What was your concept for 12 Angry Men?

Well, interestingly, it was Obama-related again. It grew out of that moment with the Trayvon Martin case where Obama did in fact finally come forward and talk about racial issues, about the fact that young man could have been his son, or could have been him at a younger age. He was incredibly open and honest about it in a very heartfelt way.

And I said, "Okay, if he's brave enough to address this head-on like that, then I need to do something at the theater that addresses it in the same way." In one of those lightbulb moments that we sometimes luckily get, I said, "I'm going to do 12 Angry Men with six Black men and six white men, and try to discover what that does to the play without rewriting it at all."

What it did to the play was flabbergasting and overwhelming. It gave so much of the play a richness of subtext, which was perhaps already there to a certain degree, but resonated in a whole different way. There's a moment in the play when the vote is taken and the next character's line is "Huh... six to six. Whaddya think of that?" Well, when that vote is six Black men and six white men, that line suddenly has a tension and a combustibility that is amazing. And when you see the triumph of everybody coming around to doing the right thing by the end of the play, because they've faced not only the case and their prejudices about the case, but their prejudices about the other people in the room, it's just incredibly moving.

That line you just quoted, if you didn't already know the play you would probably think "Oh, they just added that in for this production."

That's exactly right. And people did that, you know people constantly said, "Well, that line, you put that line in, right?" [laughs]

Since you don't appear to be retiring anytime soon, are there any plays you haven't gotten to direct yet that you'd really still love to have a go at?

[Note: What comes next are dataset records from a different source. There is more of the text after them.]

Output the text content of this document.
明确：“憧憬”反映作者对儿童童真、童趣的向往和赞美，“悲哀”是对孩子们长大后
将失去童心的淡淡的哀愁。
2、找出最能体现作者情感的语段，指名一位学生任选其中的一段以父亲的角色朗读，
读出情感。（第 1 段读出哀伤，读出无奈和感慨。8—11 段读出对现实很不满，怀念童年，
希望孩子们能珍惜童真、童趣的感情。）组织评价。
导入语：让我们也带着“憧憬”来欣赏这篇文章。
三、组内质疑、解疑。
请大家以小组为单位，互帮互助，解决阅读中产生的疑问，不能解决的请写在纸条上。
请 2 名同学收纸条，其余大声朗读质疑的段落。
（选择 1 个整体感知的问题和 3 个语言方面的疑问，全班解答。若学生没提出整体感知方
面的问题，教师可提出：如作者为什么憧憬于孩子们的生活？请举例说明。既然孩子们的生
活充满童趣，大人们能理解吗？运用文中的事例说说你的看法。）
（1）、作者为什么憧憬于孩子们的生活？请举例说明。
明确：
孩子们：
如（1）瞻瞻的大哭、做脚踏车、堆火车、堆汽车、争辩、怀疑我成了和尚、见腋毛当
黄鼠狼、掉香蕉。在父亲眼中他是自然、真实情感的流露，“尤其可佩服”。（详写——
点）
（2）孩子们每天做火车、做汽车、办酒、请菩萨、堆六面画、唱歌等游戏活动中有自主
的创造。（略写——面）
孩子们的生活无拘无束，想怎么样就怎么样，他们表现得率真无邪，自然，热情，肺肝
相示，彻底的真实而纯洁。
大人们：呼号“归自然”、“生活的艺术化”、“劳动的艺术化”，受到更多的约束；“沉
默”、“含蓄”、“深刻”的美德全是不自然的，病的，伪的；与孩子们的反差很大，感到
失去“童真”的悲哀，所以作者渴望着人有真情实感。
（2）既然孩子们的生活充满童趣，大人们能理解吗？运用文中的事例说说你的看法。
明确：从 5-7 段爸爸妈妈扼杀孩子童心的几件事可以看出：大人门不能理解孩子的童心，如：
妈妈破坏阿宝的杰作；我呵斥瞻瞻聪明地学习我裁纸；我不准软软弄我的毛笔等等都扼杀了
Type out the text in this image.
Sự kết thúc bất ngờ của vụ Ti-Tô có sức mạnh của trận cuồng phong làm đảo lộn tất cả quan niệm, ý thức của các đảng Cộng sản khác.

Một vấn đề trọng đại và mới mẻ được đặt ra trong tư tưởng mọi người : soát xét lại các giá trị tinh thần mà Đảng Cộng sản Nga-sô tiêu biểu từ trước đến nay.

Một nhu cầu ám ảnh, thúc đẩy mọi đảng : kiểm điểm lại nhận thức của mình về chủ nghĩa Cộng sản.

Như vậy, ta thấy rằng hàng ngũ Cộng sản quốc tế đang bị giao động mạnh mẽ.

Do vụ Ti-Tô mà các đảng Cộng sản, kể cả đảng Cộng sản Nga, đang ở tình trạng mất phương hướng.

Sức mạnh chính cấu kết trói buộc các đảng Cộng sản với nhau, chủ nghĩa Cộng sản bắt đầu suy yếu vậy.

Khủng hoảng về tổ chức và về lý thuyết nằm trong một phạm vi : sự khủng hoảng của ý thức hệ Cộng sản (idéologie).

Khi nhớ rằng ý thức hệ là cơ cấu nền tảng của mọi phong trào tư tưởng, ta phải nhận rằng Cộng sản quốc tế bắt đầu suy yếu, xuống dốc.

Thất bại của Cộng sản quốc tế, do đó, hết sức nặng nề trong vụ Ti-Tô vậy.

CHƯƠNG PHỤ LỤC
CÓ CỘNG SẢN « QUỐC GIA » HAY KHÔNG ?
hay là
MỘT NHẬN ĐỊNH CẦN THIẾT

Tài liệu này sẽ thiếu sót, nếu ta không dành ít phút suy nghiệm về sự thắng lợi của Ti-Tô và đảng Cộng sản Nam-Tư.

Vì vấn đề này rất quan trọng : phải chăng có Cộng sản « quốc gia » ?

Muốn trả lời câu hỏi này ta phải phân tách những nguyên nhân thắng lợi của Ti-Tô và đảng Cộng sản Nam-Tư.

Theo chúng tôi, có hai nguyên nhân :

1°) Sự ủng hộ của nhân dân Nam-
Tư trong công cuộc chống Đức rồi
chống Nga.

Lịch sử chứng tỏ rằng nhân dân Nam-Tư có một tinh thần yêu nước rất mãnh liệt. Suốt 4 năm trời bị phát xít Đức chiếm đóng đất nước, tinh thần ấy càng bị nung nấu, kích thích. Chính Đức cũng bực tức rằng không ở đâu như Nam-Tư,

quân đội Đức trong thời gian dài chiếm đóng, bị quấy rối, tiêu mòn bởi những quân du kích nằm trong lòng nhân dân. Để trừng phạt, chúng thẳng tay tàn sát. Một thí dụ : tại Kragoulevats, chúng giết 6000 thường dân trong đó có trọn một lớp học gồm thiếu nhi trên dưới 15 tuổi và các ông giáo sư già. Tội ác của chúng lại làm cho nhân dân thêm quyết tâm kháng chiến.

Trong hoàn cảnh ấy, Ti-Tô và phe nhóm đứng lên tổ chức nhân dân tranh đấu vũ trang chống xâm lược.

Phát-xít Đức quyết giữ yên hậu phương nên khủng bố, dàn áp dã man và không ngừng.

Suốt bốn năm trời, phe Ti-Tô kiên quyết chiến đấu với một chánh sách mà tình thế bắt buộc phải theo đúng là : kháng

This probably sounds like a really hubristic or arrogant answer, but...

Go for it!

- no. And it's just the good fortune of my life and the way it's occurred. Most directors have that shelf of plays on their wish list, but I guess because of my time at The Old Globe for four years where I got to choose many of the things I wanted to do and then 20 years of programming at Pasadena Playhouse, I've really taken all of those play off the shelf. I've gone through all of the plays I really wanted to do, that were really calling to me, and even all the styles of plays, which I realize I'm incredibly blessed and fortunate to have done.

So now I'm waiting for that thing to come along and be presented to me that gets my juices going. And fortunately, that has happened. I just did a play [by Martin Casella] called Miss Maude in Houston, Texas. And I did a new play [Deborah Brevoort's My Lord, What a Night] about the relationship between Albert Einstein and Marian Anderson at Ford's Theatre. So, yeah - I can't think of things that I'm longing to do that already exist. I'm really waiting for that new thing that has a great story or great situation or great characters to be put in front of me, that makes me leap up and say, "Okay, this is one I've gotta do!"